Conforme Lilian, é preciso pensar no aluno como social e em como atingir as famílias com uma abordagem reflexiva sobre o uso demasiado da tecnologia. “Esse é um comportamento não só do aluno, é um reflexo do que se vê na sociedade”, declarou.
Professor de educação física do ensino infantil e fundamental I e II, Adriano Michelini classificou o uso do celular nas escolas como um “desafio”. Para ele, o aparelho se tornou um “material escolar”. Ele diz não ser favorável à retirada total, mas acha importante ensinar o aluno a como usar o aparelho como uma das formas no processo educacional.
O professor explicou ainda que, nas turmas em que leciona, tem “combinados” com os alunos. “Tenho o combinado de não subir na quadra com celular porque, se cair uma bola no aparelho, ninguém vai se responsabilizar. Fecho a porta da sala e ninguém entra [enquanto estiverem na quadra]. Um ou outro, vai ter um conflito, mas nada maior. Dá para contornar”, contou.
Apesar de alegar nunca ter qualquer conflito com um aluno sobre o tema, Michelini contou que tem colegas professores que já enfrentaram, até mesmo, boletins de ocorrência. “O professor pediu o celular para o aluno, que não quis entregar, e o professor colocou a mão no telefone, e não pode…”, relatou.
Comissão de Educação do Senado vai avaliar proposta do MEC
O presidente da Comissão de Educação do Senado, Flávio Arns (PSB-PR), defendeu um debate amplo sobre o tema. Ele, porém, disse não ter sido procurado pelo MEC para discutir o assunto, e que ficou sabendo da proposta por meio da imprensa.
“Há benefícios importantes que um celular pode trazer para crianças, adolescentes e adultos”, contou ao R7. “É um instrumento que o aluno pode ter em casa, no ônibus, para estudar. Mas o uso excessivo, na escola, leva a problemas de saúde mental, como ansiedade, depressão, suicídio, automutilação. O grande desafio é acharmos um ponto de equilíbrio, evitando os excessos.”

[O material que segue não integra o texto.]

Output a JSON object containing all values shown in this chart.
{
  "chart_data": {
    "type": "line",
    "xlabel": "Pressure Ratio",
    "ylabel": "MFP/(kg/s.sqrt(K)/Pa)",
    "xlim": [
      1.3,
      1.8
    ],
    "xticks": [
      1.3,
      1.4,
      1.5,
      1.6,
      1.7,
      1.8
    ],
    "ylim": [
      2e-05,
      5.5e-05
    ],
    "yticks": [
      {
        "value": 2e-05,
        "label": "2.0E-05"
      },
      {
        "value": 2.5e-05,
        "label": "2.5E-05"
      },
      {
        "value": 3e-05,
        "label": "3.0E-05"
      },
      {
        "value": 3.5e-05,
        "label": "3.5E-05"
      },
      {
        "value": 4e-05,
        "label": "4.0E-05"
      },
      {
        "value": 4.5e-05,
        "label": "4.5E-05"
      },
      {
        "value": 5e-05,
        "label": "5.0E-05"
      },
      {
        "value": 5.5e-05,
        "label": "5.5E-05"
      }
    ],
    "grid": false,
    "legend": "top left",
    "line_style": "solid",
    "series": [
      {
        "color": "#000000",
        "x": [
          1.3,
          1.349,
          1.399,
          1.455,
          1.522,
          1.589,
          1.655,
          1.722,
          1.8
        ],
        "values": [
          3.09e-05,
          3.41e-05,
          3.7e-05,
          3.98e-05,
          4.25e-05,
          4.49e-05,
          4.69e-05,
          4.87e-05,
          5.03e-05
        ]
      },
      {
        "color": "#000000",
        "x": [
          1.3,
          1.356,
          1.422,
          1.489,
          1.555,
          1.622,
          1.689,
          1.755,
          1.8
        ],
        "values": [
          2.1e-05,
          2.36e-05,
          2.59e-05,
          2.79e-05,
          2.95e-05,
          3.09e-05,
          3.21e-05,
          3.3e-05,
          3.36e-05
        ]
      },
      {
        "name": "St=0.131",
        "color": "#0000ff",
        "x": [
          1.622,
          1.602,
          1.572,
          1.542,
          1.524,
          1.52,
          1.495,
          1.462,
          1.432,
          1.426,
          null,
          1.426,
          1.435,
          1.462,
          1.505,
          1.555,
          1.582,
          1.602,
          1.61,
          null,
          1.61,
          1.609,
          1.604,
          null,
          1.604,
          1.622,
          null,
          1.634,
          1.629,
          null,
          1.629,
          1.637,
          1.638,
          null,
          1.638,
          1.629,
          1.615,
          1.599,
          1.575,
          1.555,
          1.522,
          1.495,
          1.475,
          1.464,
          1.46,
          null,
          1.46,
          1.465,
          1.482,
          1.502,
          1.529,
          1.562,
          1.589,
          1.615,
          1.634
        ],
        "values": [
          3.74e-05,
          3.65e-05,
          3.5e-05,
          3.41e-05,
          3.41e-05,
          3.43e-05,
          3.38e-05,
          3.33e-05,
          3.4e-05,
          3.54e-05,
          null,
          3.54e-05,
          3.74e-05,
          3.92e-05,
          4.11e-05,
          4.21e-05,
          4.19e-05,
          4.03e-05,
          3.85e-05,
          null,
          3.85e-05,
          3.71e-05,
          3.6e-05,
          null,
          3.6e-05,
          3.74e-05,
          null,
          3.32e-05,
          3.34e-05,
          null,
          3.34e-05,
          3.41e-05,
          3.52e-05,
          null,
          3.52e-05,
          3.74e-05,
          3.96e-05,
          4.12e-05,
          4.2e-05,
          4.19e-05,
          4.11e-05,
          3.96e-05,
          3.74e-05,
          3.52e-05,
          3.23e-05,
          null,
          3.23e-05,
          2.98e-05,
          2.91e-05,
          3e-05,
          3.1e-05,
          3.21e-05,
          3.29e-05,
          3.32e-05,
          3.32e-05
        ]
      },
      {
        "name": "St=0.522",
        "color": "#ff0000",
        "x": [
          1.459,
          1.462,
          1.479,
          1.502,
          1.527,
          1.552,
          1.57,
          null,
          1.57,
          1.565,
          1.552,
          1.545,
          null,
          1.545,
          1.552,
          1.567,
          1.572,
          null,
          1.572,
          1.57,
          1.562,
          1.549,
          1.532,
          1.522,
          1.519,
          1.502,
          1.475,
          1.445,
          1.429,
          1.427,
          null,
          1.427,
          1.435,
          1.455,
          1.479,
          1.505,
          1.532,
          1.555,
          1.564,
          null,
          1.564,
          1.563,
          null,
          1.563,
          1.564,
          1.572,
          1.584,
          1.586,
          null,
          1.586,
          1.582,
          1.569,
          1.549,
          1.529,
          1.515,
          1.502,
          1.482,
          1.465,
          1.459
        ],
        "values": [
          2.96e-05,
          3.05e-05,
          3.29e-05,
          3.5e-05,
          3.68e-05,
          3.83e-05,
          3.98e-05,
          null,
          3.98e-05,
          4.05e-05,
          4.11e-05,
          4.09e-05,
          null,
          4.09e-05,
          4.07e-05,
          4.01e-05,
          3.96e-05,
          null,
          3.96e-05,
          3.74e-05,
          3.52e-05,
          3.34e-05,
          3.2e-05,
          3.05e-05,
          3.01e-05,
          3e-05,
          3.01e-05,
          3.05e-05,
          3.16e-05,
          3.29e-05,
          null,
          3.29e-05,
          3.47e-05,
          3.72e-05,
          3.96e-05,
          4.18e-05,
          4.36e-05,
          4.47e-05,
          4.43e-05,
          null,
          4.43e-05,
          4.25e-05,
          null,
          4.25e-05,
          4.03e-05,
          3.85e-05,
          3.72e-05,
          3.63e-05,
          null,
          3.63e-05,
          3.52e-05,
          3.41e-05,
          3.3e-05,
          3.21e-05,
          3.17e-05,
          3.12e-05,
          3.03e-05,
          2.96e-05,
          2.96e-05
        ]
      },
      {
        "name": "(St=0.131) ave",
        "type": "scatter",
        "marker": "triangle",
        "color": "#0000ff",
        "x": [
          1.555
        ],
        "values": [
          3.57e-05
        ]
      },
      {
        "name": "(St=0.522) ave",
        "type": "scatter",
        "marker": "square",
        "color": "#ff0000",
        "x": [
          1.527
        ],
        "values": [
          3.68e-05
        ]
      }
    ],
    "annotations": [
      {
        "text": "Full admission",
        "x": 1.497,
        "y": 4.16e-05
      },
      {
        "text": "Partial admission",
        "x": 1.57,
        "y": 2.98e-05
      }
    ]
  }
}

Arns defendeu chamar o MEC, a Unesco, entidades sociais, pais e alunos para discutir o assunto no Congresso Nacional. “É um tema que interessa: proibir, ou não. Mas devemos trazer para essa conversa os professores e os estudantes para eles falarem o que pensam”, ponderou.
O senador disse ainda que, independentemente do envio do projeto ao Congresso, o colegiado vai aprovar requerimentos para iniciar o debate sobre o tema após as eleições municipais, que ocorrem em 6 de outubro. Além disso, contou que a discussão pode suscitar a apresentação de outra proposta por parte dos congressistas.
“Já na primeira audiência, o MEC estará presente”, finalizou. “Mas nada impede, os senadores que decidem isso, se, em função do debate, houver uma iniciativa para apresentação de um projeto fruto do entendimento de diversos partidos que fazem parte da comissão.”